As part of my Summer of Compliance work, we're using the NIST 800 framework as a means of benchmarking our policies and technologies.  Since NIST 800 is exhaustive (everything from password management to IP phone configuration), we needed a focused subset.

NIST 800-66 provides guidance for implementing the HIPAA Security Rule and includes a crosswalk (Appendix D) of the Security Rule requirements against the security controls identified in NIST SP 800-53, Recommended Security Controls for Federal Information Systems.  The NIST SP 800 publications that discuss those security controls in greater detail are also referenced including implementation specifications within the Administrative, Physical, and Technical Safeguards sections of the Security Rule.

Compliance is a journey.   The OCR audit protocol plus a subset of  NIST 800 implementation guides provide a roadmap for compliance success.

Monday, July 2, 2012

Leadership Lessons from Dancing Guy

Last week, a few members of the HIT Standards and Policy Committees were speaking about the future stages of meaningful use and the pace which stakeholders will tolerate.

As we discussed change management strategies, someone mentioned the You Tube video of the Dancing Guy as a model for how groups react to a new idea.

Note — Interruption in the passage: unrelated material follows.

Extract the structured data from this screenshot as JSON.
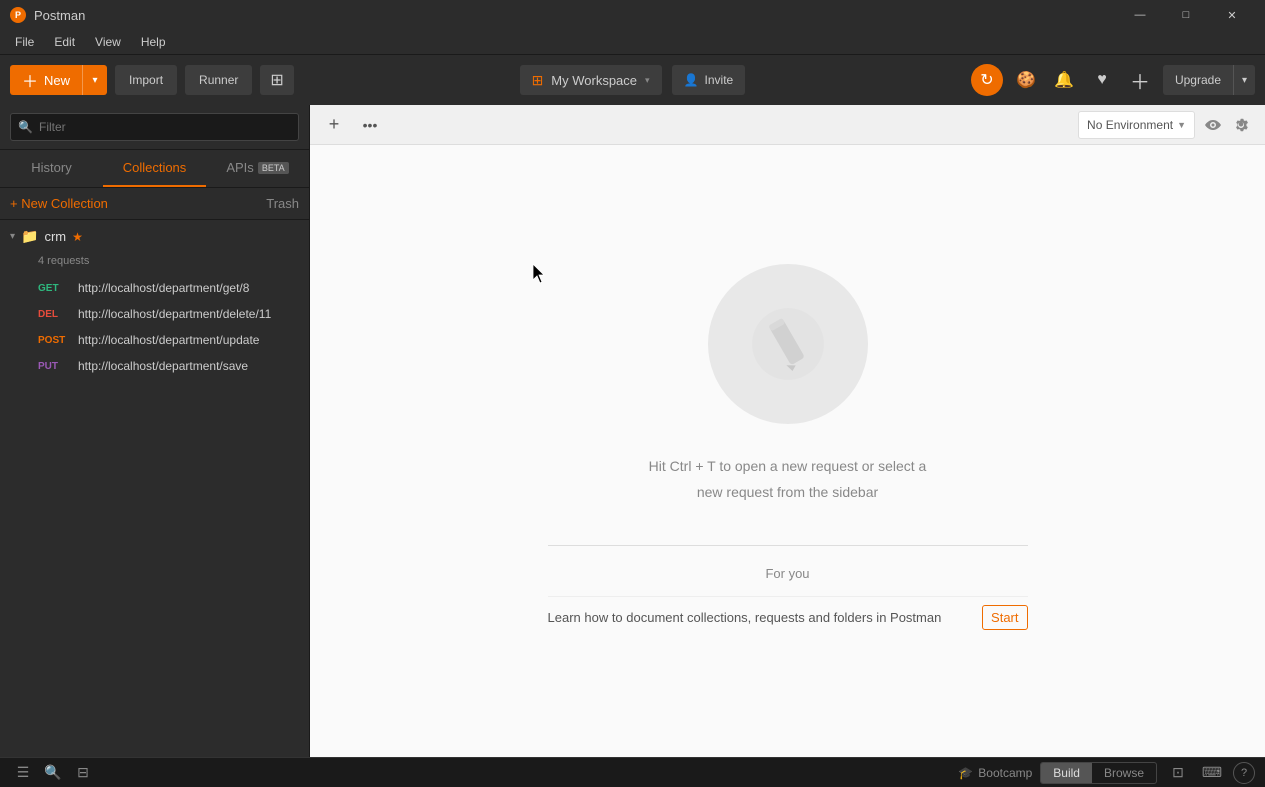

The thesis in this 3 minute  is that the leader is not the catalyst for adoption, it's the first follower who validates the leader's ideas and creates a safe environment for others to join.

In college and medical school interviews, I was often asked "are you a leader or a follower"?  My answer at the time was "both - it depends on the situation and context".

The Dancing Guy video postulates another answer - you can be a leader by being a follower.

In my experience, this first follower phenomenon rings true.  

French historian Alexis de Tocqueville concluded that Americans are a country of joiners.   Once a movement starts building, we do not want to be left out.

Early adopters of EHRs were informatics types experimenting with new technology.  Once the tipping point (about 20% adoption) was reached, clinicians began demanding EHRs so that they would be seen as equals in the referral community.

Health Information Exchange is still in its infancy, but I'm beginning to see a tipping point there too.   Massachusetts goes live with a statewide Direct-based exchange on October 15, 2012.   Partners Healthcare, Children's Hospital Boston, Beth Israel Deaconess, Atrius and others have committed to be part of the "golden spike" events, exchanging data as the network is activated.   All it took was one influential follower to validate the desirability of participating and immediately other institutions wanted to become early adopters - part of the "in" crowd"

Thanks to the Dancing Guy for giving us the secret for successful HIE adoption.  Be a leader by being a follower and soon the entire community will join in.